El Atuendo en Sala

Jun 13, 2025 | Dignidad Profesional

El pasado viernes asistí como público a un juicio de uno de mis compañeros de despacho. En la defensa intervenían dos jóvenes abogadas que llamaron mi atención —no por su pericia, que no me corresponde juzgar, sino por su atuendo—. Una de ellas compareció con pantalón corto tipo short y botines de tacón alto. La otra, con un elegante traje, comprendía bien la importancia del contexto.

Permítanme una aclaración previa: no critico —faltaría más— el uso de shorts, escotes o cualquier otra prenda similar. Yo misma recurro a ellos en circunstancias apropiadas. El estilo personal es un derecho y, a su vez, una manifestación legítima de nuestra individualidad.

Sin embargo, si algo demanda la solemnidad de un juicio es precisamente el respeto por las formas.

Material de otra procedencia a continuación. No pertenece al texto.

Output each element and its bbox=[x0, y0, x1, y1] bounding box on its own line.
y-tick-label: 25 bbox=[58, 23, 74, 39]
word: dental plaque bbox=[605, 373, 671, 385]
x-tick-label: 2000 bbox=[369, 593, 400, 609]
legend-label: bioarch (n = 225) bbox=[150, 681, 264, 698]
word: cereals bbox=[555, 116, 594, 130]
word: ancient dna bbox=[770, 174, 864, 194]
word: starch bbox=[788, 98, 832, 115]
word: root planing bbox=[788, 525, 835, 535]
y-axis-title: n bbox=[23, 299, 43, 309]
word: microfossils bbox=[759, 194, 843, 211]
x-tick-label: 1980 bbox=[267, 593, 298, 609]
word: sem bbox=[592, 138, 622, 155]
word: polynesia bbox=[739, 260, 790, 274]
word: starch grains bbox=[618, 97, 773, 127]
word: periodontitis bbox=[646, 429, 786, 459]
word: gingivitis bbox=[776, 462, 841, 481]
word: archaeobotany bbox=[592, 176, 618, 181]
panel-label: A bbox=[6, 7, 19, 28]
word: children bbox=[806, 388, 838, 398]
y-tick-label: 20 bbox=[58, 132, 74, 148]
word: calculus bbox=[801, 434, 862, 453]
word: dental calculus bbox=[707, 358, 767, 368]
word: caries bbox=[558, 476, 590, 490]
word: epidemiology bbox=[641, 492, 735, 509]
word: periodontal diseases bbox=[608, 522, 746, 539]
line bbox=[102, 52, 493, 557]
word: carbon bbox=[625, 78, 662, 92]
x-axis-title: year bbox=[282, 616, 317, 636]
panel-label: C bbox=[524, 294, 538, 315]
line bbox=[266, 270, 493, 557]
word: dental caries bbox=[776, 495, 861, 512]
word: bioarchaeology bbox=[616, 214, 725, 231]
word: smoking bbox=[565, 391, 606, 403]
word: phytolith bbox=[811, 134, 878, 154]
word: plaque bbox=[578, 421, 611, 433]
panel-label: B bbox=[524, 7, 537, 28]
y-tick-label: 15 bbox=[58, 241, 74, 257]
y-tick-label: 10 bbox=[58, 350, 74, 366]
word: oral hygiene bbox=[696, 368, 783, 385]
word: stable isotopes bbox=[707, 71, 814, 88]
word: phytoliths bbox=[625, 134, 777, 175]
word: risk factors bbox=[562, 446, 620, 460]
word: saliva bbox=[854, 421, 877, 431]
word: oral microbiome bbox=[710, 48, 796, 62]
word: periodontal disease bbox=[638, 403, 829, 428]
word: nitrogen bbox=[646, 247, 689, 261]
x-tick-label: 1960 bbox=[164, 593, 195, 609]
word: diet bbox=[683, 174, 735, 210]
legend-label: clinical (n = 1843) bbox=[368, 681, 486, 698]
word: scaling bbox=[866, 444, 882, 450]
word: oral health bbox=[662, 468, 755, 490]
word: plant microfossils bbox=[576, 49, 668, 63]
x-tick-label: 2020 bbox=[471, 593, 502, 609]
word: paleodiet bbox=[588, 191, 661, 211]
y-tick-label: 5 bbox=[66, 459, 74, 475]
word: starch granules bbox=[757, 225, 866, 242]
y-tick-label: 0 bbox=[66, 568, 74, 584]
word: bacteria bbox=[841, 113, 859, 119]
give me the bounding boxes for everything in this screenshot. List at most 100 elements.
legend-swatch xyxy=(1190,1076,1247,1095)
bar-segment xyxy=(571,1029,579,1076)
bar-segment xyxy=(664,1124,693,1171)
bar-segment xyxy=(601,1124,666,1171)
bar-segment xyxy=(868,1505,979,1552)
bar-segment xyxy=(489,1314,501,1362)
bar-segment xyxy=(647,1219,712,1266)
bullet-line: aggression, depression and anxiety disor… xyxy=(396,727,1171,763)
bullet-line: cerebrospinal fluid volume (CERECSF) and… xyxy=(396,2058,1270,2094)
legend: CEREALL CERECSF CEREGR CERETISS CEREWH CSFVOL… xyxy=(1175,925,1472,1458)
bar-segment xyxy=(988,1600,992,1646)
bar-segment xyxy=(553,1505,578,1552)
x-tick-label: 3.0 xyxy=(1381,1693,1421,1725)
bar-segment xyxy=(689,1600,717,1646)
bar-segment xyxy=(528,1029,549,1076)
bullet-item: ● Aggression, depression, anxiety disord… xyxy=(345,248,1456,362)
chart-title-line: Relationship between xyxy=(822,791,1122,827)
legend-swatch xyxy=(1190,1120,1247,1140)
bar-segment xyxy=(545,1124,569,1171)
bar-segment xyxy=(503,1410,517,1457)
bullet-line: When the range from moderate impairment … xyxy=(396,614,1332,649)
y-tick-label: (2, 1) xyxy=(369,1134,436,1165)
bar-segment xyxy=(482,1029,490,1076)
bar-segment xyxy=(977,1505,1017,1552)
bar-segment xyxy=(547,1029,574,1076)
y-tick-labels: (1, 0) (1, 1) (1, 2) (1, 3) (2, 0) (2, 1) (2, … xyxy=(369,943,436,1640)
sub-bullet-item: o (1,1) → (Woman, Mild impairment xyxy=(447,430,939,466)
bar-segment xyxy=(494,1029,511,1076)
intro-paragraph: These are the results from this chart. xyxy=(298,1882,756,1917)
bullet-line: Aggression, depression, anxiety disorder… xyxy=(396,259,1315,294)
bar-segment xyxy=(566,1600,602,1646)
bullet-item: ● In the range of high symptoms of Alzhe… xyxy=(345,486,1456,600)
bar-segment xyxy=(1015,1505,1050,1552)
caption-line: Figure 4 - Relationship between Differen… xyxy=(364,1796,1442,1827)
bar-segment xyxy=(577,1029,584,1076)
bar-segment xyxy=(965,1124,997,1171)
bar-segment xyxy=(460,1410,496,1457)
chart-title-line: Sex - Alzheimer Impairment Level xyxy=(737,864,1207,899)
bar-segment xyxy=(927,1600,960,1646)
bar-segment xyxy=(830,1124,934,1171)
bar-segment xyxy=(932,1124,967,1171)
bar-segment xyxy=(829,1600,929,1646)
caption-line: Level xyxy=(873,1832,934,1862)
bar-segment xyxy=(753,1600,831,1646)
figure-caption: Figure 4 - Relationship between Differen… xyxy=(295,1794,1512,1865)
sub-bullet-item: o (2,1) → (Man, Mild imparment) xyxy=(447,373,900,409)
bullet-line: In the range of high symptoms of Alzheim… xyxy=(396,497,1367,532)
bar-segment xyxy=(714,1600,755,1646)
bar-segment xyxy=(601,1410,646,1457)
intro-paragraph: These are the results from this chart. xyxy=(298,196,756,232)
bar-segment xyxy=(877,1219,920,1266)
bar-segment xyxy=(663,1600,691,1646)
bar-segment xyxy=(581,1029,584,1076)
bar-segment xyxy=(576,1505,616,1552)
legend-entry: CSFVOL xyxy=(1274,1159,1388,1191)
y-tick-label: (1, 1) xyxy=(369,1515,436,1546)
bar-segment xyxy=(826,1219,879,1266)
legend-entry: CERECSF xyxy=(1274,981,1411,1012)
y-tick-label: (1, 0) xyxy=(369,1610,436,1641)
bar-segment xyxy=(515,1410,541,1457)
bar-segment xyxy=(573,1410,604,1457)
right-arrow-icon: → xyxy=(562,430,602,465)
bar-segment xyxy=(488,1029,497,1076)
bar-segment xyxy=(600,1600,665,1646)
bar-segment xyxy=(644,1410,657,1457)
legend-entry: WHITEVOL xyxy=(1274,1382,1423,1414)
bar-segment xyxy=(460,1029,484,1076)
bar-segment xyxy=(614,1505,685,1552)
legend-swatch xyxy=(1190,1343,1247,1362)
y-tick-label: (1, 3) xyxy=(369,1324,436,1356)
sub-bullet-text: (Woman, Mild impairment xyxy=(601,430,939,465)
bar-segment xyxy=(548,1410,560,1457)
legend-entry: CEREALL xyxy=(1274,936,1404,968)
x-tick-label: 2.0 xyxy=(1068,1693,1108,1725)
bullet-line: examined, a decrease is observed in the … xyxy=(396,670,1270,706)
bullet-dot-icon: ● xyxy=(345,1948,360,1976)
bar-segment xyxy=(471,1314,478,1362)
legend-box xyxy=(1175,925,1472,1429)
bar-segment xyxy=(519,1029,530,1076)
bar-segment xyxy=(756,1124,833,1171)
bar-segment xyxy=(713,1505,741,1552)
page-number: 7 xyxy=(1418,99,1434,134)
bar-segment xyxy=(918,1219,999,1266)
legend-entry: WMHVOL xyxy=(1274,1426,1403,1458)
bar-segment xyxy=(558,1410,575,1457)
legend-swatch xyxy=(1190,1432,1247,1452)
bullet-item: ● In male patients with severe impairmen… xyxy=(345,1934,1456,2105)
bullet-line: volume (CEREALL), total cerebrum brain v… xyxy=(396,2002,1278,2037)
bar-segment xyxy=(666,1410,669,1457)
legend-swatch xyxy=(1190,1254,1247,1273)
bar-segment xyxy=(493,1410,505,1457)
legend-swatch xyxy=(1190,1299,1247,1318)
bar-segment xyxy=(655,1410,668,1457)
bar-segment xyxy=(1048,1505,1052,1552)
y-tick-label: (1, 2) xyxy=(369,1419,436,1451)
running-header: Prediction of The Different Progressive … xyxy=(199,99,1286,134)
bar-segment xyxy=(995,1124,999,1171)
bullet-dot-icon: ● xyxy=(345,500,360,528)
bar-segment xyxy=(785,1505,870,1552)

La imagen, en nuestra profesión, precede a las palabras. Antes de que articulemos el primer argumento, ya hemos sido, consciente o inconscientemente, evaluados. Clientes, compañeros y —sobre todo— el Tribunal forman su primera impresión por lo que decimos y por cómo nos presentamos.
Cuando cuidamos nuestra apariencia, respetamos la función jurisdiccional; respetamos al cliente que ha depositado su confianza en nosotros; nos respetamos, en definitiva, a nosotros mismos y a la nobleza de la profesión que representamos porque en Sala nuestra persona representa algo más grande que nosotros mismos: representa a la abogacía entera.

Algunos defenderán que la verdadera calidad de un abogado reside en su competencia técnica y que la vestimenta no debería ser objeto de escrutinio. Y aunque no les falte cierta razón, permítanme disentir: el fondo importa, pero la forma también. Ambas dimensiones son inseparables si aspiramos a ejercer la abogacía con la dignidad que merece.

El propio Reglamento sobre Protocolo en los Actos Judiciales Solemnes, en su artículo 33, señala:
“Fiscales, Secretarios, Jueces de Paz, Abogados del Estado y demás Letrados de Servicios Jurídicos de las Administraciones Públicas, Abogados, Procuradores (…). En todo acto jurisdiccional llevarán traje o vestimenta acorde con la solemnidad del acto”.

Y el Estatuto General de la Abogacía, en su artículo 37.1, reafirma:

“Los abogados comparecerán ante los Tribunales vistiendo toga y, potestativamente, birrete, sin distintivo de ninguna clase, salvo el colegial, y adecuarán su indumentaria a la dignidad y prestigio de la toga que visten y al respeto a la Justicia”.
Estos preceptos no son meras fórmulas rituales. Reflejan la convicción de que el respeto por las formas enaltecen el proceso.

Sé que esta reflexión podrá ser criticada y —probablemente descontextualizada. Lo asumo con serenidad. No se trata, insisto, de un reproche, sino de una invitación a la reflexión, dirigida especialmente a quienes se inician en esta profesión y aún no han reparado en la sutil pero poderosa influencia que ejerce la imagen en Sala.

El consejo es sencillo, como las lentejas: si quieres, lo tomas; si no, lo dejas.